All data analyses were performed with customized MATLAB (MathWorks, MATLAB 2018) programs and Amira (Thermo Fisher Scientific, Amira 2019). The hardware was controlled using LabVIEW 2018 (National Instruments). The data was collected by Andor Solis (ver3.40). The 3D rendering of the volumes in figures and videos was performed by Amira. Details of the parameters and models we used are listed in Supplementary Table 2. The 3D tracking of 7 representative blood cells in the heart of the zebrafish larvae was carried out manually in MATLAB.

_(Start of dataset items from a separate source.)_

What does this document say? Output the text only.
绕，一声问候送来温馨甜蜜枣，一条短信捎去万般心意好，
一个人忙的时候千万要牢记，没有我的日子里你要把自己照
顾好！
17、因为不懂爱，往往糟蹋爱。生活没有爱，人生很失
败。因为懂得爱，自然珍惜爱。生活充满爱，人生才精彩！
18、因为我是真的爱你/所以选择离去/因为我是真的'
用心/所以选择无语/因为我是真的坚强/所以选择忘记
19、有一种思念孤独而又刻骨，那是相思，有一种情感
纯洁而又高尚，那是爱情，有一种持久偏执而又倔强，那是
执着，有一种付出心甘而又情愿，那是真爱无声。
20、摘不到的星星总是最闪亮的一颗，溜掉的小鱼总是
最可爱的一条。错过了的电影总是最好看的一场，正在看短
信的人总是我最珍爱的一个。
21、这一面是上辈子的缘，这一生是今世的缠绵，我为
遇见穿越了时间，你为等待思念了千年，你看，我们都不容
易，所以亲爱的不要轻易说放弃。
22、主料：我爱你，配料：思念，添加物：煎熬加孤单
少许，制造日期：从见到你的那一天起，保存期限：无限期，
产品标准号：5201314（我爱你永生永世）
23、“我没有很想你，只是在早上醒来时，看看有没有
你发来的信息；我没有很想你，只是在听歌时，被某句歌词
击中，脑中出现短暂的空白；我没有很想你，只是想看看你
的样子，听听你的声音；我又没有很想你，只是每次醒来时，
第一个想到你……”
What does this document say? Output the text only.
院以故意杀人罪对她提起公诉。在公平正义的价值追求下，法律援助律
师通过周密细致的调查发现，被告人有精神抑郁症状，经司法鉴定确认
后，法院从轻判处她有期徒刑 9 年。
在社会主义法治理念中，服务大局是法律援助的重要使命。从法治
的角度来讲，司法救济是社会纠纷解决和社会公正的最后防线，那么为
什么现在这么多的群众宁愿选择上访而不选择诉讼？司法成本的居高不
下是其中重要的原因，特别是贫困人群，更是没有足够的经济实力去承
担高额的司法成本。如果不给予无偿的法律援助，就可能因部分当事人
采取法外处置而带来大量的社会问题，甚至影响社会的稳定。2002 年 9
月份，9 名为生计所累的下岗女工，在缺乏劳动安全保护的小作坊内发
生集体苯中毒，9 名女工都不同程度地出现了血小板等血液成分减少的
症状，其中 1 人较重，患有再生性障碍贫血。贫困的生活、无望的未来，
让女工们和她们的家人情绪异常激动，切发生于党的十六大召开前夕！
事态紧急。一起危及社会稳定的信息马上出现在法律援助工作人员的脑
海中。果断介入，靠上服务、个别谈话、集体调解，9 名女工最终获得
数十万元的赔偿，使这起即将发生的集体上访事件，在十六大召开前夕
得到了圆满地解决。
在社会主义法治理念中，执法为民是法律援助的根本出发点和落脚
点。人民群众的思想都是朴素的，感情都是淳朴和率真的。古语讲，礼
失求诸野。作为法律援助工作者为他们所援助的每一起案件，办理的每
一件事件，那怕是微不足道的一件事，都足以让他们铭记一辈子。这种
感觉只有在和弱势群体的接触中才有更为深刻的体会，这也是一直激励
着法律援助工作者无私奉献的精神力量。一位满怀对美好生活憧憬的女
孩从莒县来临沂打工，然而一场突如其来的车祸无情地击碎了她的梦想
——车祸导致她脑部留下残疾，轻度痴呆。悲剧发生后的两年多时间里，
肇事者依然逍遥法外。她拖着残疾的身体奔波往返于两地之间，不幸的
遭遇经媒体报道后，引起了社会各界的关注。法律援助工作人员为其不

Neural activity extraction

The calcium responses in both zebrafish and mice were extracted directly through signal averaging of the manually selected ROIs covering the selected neurons. The ROIs were ~8 × 8 × 10 μm3 in size for zebrafish larvae and ~10 × 10 × 10 μm3 in size for mice to match the size of the neuron. The temporal traces of neural activity were calculated by ΔF/F0 = (F- F0)/F0, where F is the raw averaged intensity of the ROI, and F0 is the baseline fluorescence intensity. To estimate F0 for each ROI, we first calculated the average intensity of the trace and averaged all time points with signals below 120% of the calculated average. The SBR was calculated as the ratio between time-average of signal (average intensity of selected ROIs) and time-average of background (average intensity of areas without neurons) in Fig. 5d, i. For fair comparisons, we chose the same regions in different methods.

Performance metrics

We used Pearson correlation to illustrate that QLFM is capable of reducing the background cross-talks. The Pearson correlation is calculated by the following formula:

$$r(X,Y)=\frac{E[(X-\bar{X})(Y-\bar{Y})]}{{\sigma }_{X}{\sigma }_{Y}}$$
(2)

where X and Y are signals, \(\bar{X}\) and \(\bar{Y}\) are mean values of each signal, \({\sigma }_{X}\) and \({\sigma }_{Y}\) are the corresponding standard deviations.

Statistics and reproducibility

Experiments in Fig. 1d and Supplementary Fig. 4 are repeated on 12 frames, showing similar performance. Data shown in Figs. 2, 3 and Supplementary Figs. 3, 5, 6, 7, 8, 10, and 15 are representative of n = 5 experiments. Data shown in Fig. 4, and Supplementary Figs. 9, 11, and 12 are representative of n = 10 experiments. Data shown in Fig. 5 and Supplementary Fig. 13 are representative of n = 12 experiments.

Reporting summary

Further information on research design is available in the Nature Research Reporting Summary linked to this article.